If you know Thomas's memoirs, you know she insists on coming by her prose honestly. Composing the artifice of fiction is about as boring to her as watching paint dry—which is actually what she's doing when the book starts: waiting for a sun she's just painted to finally dry. She's been long struggling to write "about a 30-year friendship that had a hole blown through it, but somehow survived." Taking a break from toil, she paints instead, an act filled with messy joy. "I love the oiliness, I love how it spreads on the surface of the glass, how tipped at an angle it rolls and drops, and merges."

Then comes another little remark, as if we're already old friends in mid-conversation. Her beloved paint is being phased out, so she's stockpiled quarts and quarts of it. But she doesn't really need that much, she admits. "I use about a tablespoon of orange to make the sun, and I have four quarts of this color. I figure it will last me till I die."

We're not even done with page one and already Thomas has dropped two quiet bombshells on love and death. Are we settled enough to be really listening? This book is about many things, including how we hear and mishear, how we judge and then forgive, how we learn and grow and make peace with not only those we love, but also the goopy, pet-hair covered spread of life itself. Thomas, remember, is no faker. She's a master at this. Sit back.

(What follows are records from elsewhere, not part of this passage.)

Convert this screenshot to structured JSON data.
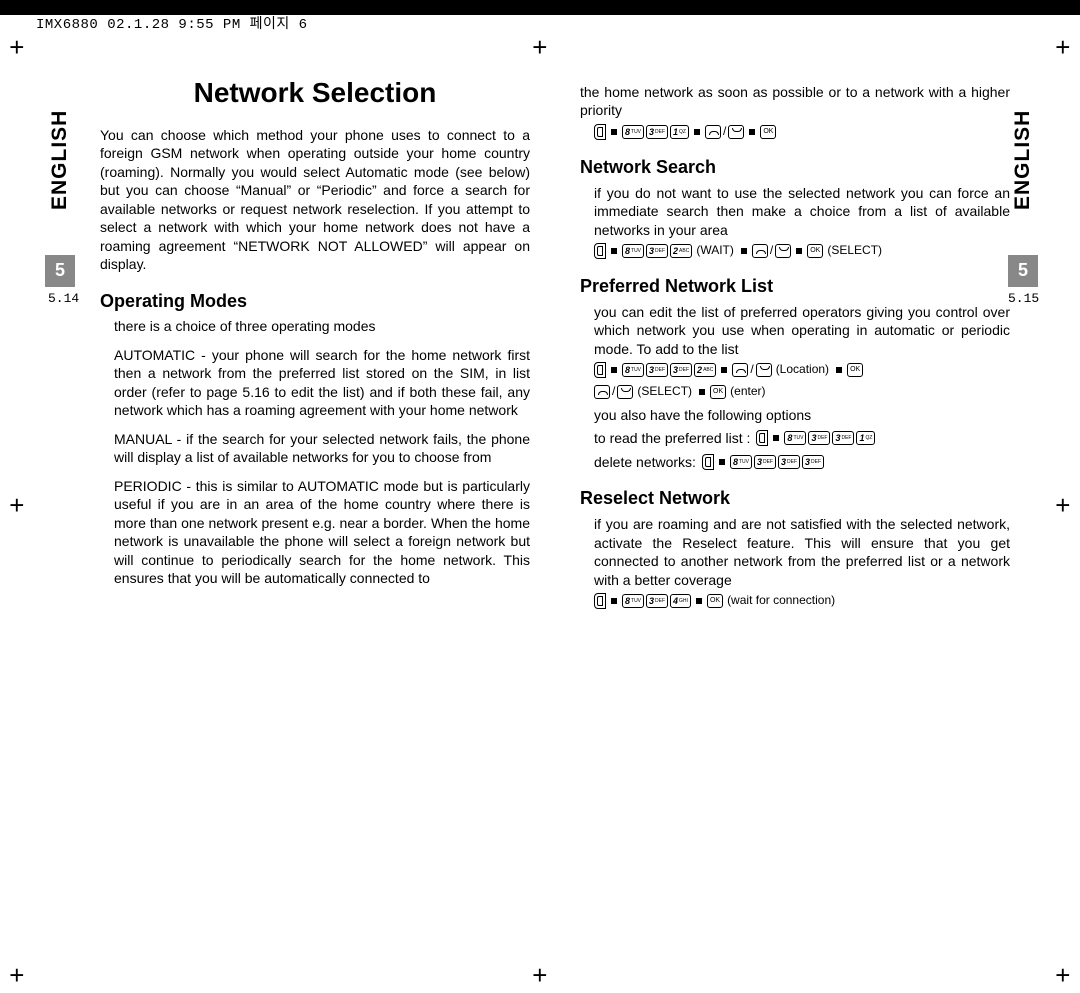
{
  "imprint": "IMX6880 02.1.28 9:55 PM    페이지 6",
  "crop_marks": {
    "tl": "+",
    "tr": "+",
    "tc": "+",
    "bl": "+",
    "br": "+",
    "bc": "+",
    "ml": "+",
    "mr": "+"
  },
  "edge_left": {
    "lang": "ENGLISH",
    "chapter": "5",
    "page": "5.14"
  },
  "edge_right": {
    "lang": "ENGLISH",
    "chapter": "5",
    "page": "5.15"
  },
  "left": {
    "title": "Network Selection",
    "intro": "You can choose which method your phone uses to connect to a foreign GSM network when operating outside your home country (roaming). Normally you would select Automatic mode (see below) but you can choose “Manual” or “Periodic” and force a search for available networks or request network reselection. If you attempt to select a network with which your home network does not have a roaming agreement “NETWORK NOT ALLOWED” will appear on display.",
    "h_op": "Operating Modes",
    "op_intro": "there is a choice of three operating modes",
    "op_auto": "AUTOMATIC - your phone will search for the home network first then a network from the preferred list stored on the SIM, in list order (refer to page 5.16 to edit the list) and if both these fail, any network which has a roaming agreement with your home network",
    "op_manual": "MANUAL - if the search for your selected network fails, the phone will display a list of available networks for you to choose from",
    "op_periodic": "PERIODIC - this is similar to AUTOMATIC mode but is particularly useful if you are in an area of the home country where there is more than one network present e.g. near a border. When the home network is unavailable the phone will select a foreign network but will continue to periodically search for the home network. This ensures that you will be automatically connected to"
  },
  "right": {
    "cont": "the home network as soon as possible or to a network with a higher priority",
    "h_search": "Network Search",
    "search_body": "if you do not want to use the selected network you can force an immediate search then make a choice from a list of available networks in your area",
    "wait": "(WAIT)",
    "select": "(SELECT)",
    "h_pref": "Preferred Network List",
    "pref_body": "you can edit the list of preferred operators giving you control over which network you use when operating in automatic or periodic mode. To add to the list",
    "location": "(Location)",
    "select2": "(SELECT)",
    "enter": "(enter)",
    "pref_also": "you also have the following options",
    "pref_read": "to read the preferred list :",
    "pref_del": "delete networks:",
    "h_reselect": "Reselect Network",
    "reselect_body": "if you are roaming and are not satisfied with the selected network, activate the Reselect feature. This will ensure that you get connected to another network from the preferred list or a network with a better coverage",
    "wait_conn": "(wait for connection)"
  },
  "keys": {
    "k8": {
      "big": "8",
      "sub": "TUV"
    },
    "k3": {
      "big": "3",
      "sub": "DEF"
    },
    "k2": {
      "big": "2",
      "sub": "ABC"
    },
    "k1": {
      "big": "1",
      "sub": "QZ"
    },
    "k4": {
      "big": "4",
      "sub": "GHI"
    }
  }
}
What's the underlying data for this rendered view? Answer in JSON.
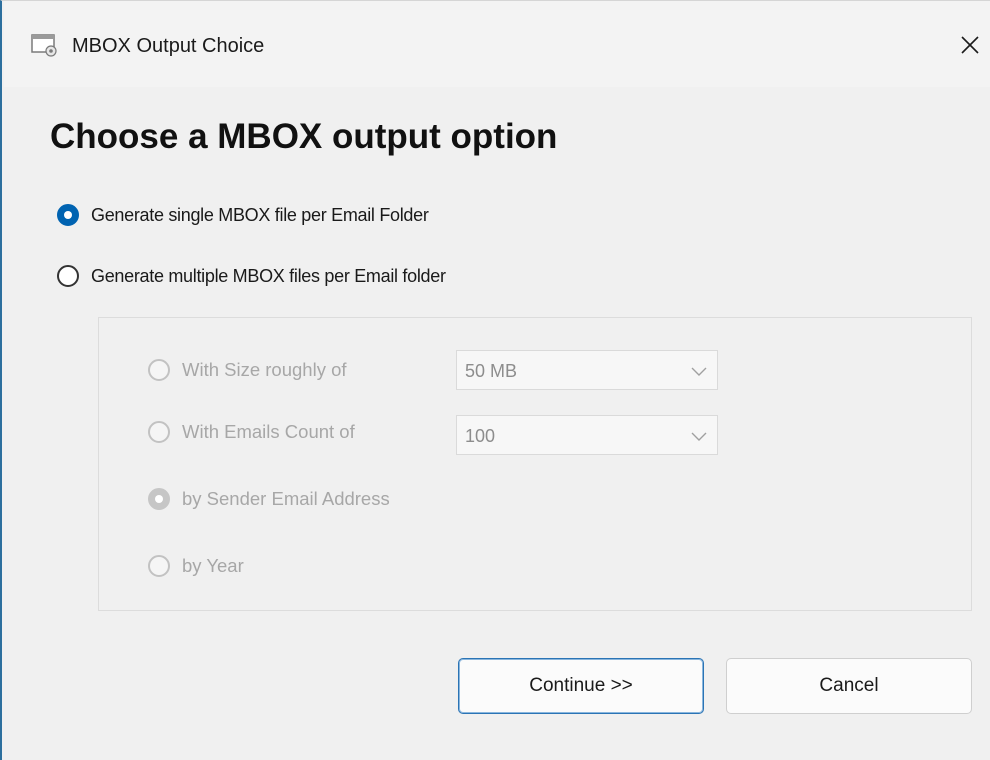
{
  "window": {
    "title": "MBOX Output Choice",
    "close_glyph": "✕"
  },
  "heading": "Choose a MBOX output option",
  "options": {
    "single": {
      "label": "Generate single MBOX file per Email Folder",
      "checked": true
    },
    "multiple": {
      "label": "Generate multiple MBOX files per Email folder",
      "checked": false
    }
  },
  "sub_options": {
    "size": {
      "label": "With Size roughly of",
      "checked": false,
      "value": "50 MB"
    },
    "count": {
      "label": "With Emails Count of",
      "checked": false,
      "value": "100"
    },
    "sender": {
      "label": "by Sender Email Address",
      "checked": true
    },
    "year": {
      "label": "by Year",
      "checked": false
    }
  },
  "buttons": {
    "continue": "Continue >>",
    "cancel": "Cancel"
  },
  "icons": {
    "app": "window-app-icon",
    "close": "close-icon",
    "dropdown": "chevron-down-icon"
  },
  "colors": {
    "accent": "#0063b1",
    "disabled_text": "#a7a7a7",
    "window_bg": "#f0f0f0"
  }
}
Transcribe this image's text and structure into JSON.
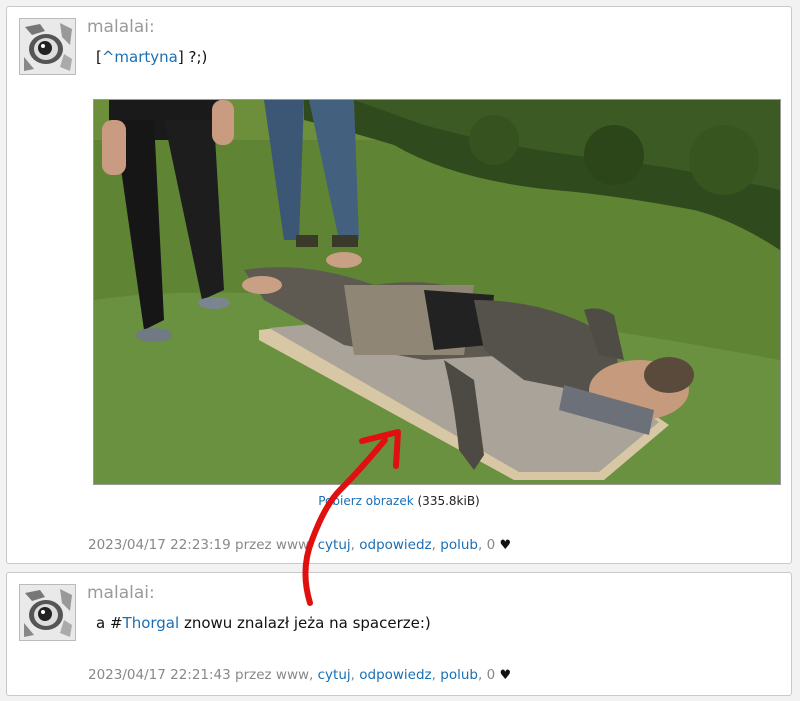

At the heart of the story is that friendship that survived, and remains a presence throughout, comforting, refuting, answering, with the steadiness and warmth of a flannel-covered anchor. And illness: Thomas's daughter, brave and young, is fighting for her life. And family, who gather, react, cook, talk, write, say great things that Thomas, who is really listening, hears. Loved ones casually walk into one chapter and reappear a few later, coming in and out of the story like the many dogs who also populate the book. We come to adore them all, with all their flaws and foibles.

This is a book by an optimist who has a gigantic heart and has come to fully embrace the glorious mess of life. But it's also about not wanting to have to leave—knowing what comes next, trying to find a way to make peace with that inevitable mortality. When the remarkable, mind-blowing, tears-in-your-eyes conclusion does just that, we simply don't want it to be over. Don't be surprised if, when you reach that last perfect line of the book, you don't immediately jump right back to the beginning to start over again.

Appearing 3/21 at 8pm at the Woodstock Writers Festival, interviewed by Joe Donahue, Kleinert/James Arts Center, Woodstock, admission $35; 3/28 at 7pm, Oblong Books & Music, Rhinebeck; 4/12 at 3pm, Third Floor Gallery, Hudson.